Loop when oauth login fails

Using Streamlit
, , ,
1

This occurs both running locally and deployed as a container in Amazon ECS. This is a non-public app using non-public code, sorry.

Using Streamlit 1.48.1 on Python 3.13.2, both running on Windows and in a Linux container.

We’re using Okta for auth, and when the user is permitted within Okta, it works great. However when they are not, we end up in a login loop that I can’t figure out how to break out of.

Ultra-simplified reproduction:

import streamlit as st
print(f"session state at start: {st.session_state}")
print(f"st.user at start: {st.user.to_dict()}")
if not st.user.is_logged_in:
    st.session_state['okta_attempted'] = True
    print(f"session state before st.login: {st.session_state}")
    st.login(provider="okta")
    st.stop()
else:
    st.write(f"Welcome {st.user}!")

When the user is not authorized (within Okta), we end up in a loop. Given the above example, what is printed to the console is:

session state at start: {}
st.user at start: {'is_logged_in': False}
session state before st.login: {'okta_attempted': True}
Error during authentication: access_denied. Error description: User is not assigned to the client application.
session state at start: {}
st.user at start: {'is_logged_in': False}
session state before st.login: {'okta_attempted': True}
Error during authentication: access_denied. Error description: User is not assigned to the client application.
(...repeated...)

In browser dev tools, I see it go to Okta and then back to http://localhost:8501/oauth2callback?state=<obfuscatedrandomchars>&error=access_denied&error_description=User+is+not+assigned+to+the+client+application.

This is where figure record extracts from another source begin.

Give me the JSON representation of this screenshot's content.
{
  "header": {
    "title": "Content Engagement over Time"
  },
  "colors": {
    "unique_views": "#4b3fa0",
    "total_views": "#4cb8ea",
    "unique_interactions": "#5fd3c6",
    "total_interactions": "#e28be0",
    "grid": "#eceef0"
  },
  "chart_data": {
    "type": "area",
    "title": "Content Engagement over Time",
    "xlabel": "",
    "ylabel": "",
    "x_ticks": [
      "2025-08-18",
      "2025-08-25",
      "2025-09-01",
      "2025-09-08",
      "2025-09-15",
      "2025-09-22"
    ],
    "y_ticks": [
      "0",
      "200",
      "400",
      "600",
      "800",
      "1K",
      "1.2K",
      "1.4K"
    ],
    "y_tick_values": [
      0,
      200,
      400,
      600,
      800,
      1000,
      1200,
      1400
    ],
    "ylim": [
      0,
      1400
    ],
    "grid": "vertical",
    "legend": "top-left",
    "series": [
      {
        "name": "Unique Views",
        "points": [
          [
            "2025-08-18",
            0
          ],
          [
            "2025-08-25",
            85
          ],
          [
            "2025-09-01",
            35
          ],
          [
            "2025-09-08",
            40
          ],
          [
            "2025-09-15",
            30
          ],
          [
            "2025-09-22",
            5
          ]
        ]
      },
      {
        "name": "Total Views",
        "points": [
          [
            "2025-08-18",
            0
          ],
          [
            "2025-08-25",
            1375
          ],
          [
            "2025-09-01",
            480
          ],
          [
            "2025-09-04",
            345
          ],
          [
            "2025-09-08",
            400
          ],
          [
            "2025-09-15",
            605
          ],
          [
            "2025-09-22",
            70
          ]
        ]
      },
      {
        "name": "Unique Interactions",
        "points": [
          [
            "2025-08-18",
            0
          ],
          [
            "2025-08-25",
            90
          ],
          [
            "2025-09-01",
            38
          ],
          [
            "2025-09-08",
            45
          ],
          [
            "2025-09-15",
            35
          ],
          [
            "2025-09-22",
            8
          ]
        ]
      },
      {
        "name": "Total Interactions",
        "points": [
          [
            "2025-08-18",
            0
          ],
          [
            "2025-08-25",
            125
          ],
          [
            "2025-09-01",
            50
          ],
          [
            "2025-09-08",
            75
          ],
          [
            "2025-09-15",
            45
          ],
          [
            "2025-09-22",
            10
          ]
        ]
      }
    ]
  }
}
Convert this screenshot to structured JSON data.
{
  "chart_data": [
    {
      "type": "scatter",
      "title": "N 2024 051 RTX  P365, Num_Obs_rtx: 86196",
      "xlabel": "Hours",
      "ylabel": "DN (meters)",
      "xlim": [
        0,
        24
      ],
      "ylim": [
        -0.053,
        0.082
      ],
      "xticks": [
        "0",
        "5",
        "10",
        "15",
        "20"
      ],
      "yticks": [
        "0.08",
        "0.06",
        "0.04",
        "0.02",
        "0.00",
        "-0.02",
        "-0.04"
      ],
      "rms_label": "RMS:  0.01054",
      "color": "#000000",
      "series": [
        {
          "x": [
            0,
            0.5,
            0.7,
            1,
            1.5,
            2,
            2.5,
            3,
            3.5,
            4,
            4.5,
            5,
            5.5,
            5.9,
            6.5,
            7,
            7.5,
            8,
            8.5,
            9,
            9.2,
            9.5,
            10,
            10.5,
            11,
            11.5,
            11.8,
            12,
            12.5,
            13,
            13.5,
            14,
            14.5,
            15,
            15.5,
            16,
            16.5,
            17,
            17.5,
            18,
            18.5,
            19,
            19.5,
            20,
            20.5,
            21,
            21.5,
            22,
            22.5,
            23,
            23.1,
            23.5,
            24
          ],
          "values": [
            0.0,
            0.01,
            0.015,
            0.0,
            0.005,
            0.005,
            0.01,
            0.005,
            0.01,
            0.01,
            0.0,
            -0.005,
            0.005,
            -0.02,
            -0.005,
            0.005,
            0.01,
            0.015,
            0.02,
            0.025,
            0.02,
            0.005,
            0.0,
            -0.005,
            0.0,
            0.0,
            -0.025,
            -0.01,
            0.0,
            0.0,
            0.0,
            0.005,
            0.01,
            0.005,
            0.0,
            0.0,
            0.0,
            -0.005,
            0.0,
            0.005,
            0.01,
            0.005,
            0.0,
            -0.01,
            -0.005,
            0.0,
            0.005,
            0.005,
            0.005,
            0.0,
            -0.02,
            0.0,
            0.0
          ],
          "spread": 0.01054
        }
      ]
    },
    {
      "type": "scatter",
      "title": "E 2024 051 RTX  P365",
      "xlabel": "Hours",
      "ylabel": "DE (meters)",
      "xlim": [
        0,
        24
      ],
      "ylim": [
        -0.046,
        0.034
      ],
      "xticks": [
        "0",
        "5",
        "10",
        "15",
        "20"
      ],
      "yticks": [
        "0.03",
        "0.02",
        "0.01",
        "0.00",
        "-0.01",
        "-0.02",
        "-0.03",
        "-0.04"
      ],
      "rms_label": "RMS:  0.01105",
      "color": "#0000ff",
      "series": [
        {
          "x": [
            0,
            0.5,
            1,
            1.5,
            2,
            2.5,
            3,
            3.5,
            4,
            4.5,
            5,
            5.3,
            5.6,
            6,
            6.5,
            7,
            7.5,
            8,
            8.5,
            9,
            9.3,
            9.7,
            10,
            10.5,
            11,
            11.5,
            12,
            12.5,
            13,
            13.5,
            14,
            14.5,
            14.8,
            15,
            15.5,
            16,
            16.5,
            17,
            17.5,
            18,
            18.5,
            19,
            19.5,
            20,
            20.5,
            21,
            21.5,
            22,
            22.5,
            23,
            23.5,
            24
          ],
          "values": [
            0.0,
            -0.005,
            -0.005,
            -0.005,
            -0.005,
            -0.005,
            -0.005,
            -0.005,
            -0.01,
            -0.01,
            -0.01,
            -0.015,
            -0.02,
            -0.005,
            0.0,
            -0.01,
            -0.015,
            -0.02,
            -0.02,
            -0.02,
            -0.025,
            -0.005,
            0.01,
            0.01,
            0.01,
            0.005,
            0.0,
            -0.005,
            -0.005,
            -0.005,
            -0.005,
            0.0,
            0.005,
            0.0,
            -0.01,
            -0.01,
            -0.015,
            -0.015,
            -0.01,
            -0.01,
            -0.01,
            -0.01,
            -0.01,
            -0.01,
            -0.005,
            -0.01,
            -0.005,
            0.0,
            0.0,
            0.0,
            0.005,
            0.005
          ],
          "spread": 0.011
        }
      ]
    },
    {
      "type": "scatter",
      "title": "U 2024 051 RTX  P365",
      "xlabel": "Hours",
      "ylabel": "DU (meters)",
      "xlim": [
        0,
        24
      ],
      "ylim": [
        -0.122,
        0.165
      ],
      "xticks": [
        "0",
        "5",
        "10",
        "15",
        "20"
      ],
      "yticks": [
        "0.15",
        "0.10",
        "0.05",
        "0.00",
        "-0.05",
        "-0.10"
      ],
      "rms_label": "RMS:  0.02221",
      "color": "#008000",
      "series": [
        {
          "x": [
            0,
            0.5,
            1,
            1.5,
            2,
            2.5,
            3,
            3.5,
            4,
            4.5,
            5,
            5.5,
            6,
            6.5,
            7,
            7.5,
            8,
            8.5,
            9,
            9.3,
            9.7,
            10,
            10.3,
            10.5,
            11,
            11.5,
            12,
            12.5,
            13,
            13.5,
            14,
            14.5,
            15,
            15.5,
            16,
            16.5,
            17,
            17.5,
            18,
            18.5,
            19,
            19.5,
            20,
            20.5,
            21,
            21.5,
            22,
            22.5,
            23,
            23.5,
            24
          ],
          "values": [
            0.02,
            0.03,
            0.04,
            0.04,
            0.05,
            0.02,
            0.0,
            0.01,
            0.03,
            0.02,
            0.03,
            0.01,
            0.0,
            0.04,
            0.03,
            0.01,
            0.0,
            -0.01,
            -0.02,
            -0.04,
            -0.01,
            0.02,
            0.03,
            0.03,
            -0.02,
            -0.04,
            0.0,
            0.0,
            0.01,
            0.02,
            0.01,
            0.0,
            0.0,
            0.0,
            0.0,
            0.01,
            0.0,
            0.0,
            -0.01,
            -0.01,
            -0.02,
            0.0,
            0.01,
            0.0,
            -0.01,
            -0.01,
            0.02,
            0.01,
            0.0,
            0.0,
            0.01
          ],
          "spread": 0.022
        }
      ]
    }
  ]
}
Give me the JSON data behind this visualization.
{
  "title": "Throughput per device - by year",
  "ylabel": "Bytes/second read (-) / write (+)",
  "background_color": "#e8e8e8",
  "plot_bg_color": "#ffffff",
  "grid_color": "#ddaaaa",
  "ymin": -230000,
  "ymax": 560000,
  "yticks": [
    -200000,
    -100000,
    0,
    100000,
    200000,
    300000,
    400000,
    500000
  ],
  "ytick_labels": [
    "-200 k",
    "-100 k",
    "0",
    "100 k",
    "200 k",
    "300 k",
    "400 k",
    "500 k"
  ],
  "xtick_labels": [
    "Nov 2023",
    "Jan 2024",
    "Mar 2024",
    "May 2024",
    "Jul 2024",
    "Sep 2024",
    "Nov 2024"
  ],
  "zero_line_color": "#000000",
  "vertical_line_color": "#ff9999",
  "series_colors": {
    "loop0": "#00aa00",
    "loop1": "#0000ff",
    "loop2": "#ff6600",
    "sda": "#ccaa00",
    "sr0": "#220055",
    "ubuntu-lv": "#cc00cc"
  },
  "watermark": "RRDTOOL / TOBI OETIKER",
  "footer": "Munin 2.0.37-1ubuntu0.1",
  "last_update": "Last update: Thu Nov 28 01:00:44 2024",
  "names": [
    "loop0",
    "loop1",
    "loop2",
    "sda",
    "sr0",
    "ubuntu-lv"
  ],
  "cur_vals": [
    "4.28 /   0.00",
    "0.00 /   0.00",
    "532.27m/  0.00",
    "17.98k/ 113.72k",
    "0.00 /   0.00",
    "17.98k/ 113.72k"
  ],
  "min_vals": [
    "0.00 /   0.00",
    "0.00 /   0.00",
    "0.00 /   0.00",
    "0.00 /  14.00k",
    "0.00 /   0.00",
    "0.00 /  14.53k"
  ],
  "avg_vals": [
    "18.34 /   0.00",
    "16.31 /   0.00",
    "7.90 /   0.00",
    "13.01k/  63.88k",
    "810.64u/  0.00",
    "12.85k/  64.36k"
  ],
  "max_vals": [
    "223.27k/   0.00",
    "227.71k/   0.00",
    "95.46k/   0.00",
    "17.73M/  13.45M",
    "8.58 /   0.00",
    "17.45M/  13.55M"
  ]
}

It seems that the oauth2callback page is handling that, logging Error during authentication: access_denied. Error description: User is not assigned to the client application. but my code doesn’t seem to have access to that in any way (?)

Ultimately I want to recognize this situation and just pop up an error; optimally with the error and description from Okta/oauth2callback, but at a minimum just something generic like “Login failed”.

This feels similar to Expose OAuth errors during `st.login` · Issue #10160 · streamlit/streamlit · GitHub but I’m not sure its exactly the same. Any advice?